PLYMOUTH, Vt. (AP) – With increasing talk about a push for cutting costs by consolidating school districts, some of Vermont’s tiniest schools are saying they perform well both academically and economically.

Plymouth Elementary School, Vermont’s smallest, has just 20 students ranging in age from kindergarten through sixth grade. It also has two teachers and a part-time principal.

That principal, Susan O’Brien, said Plymouth has “everything the bigger schools have. We have PE, we have health, we have a nurse, we have all of the therapies, we have special ed. Our children feel like they’re part of the family. Our teachers know them and know them well.”

She added that it costs less per pupil to educate the younger kids in Plymouth than to send the town’s older students to surrounding regional high schools.

“I think we’re very frugal,” O’Brien said. “One of the things that I strive for is economic sustainability. We only buy exactly what we need to buy. We’re very, very careful with our budget.”

As of the last academic year, Vermont had nine K-6 schools and three K-8 schools with student populations lower than 50.

Education Commissioner Richard Cate has sought to get Vermonters talking about consolidating some schools as a cost-saving measure. Lawmakers have been eyeing the implementation of a statewide school consolidation program in Maine.

Those who love Vermont’s small schools say they feature lots of interaction between students and teachers and, typically, a high degree of community involvement.

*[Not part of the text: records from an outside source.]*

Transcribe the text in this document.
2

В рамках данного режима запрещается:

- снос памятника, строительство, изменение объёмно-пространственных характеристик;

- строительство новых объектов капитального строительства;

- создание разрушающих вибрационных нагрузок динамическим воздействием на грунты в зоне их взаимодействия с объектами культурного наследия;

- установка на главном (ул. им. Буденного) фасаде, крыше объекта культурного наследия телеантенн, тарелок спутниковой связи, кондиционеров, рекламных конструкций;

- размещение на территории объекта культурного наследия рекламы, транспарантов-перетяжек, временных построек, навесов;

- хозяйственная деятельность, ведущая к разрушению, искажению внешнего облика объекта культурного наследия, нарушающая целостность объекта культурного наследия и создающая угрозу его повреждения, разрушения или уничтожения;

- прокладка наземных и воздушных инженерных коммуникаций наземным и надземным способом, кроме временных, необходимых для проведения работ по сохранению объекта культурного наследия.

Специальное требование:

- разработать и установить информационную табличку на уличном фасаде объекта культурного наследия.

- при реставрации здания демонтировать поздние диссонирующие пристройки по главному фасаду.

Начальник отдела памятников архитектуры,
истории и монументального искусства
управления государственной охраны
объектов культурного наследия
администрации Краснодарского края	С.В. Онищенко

Jill Peck, assistant superintendent in the Essex-Caledonia district, said the 25-student Guildhall Elementary School is “a very family-oriented school.”

She said the school’s three teachers “are very much keeping in contact with parents in terms of sending curriculums home, sending progress reports home. There’s a lot of community involvement in extracurricular activities.”

In many towns, the school is the focal point of the community.

Anne Brown, chairwoman of the School Board in Plymouth, called the elementary school “the one institution in Plymouth that has a physical presence. We don’t have a village center. The school and school club have been a focal point for community gatherings.”

Eliza Ward, 84, who graduated from Plymouth Elementary in 1936, agreed. “I’m pushing to keep this school open,” she said. “Any help I can give them, I give them. If we give up our school, we might as well fold our town up. We’d hardly have anything.”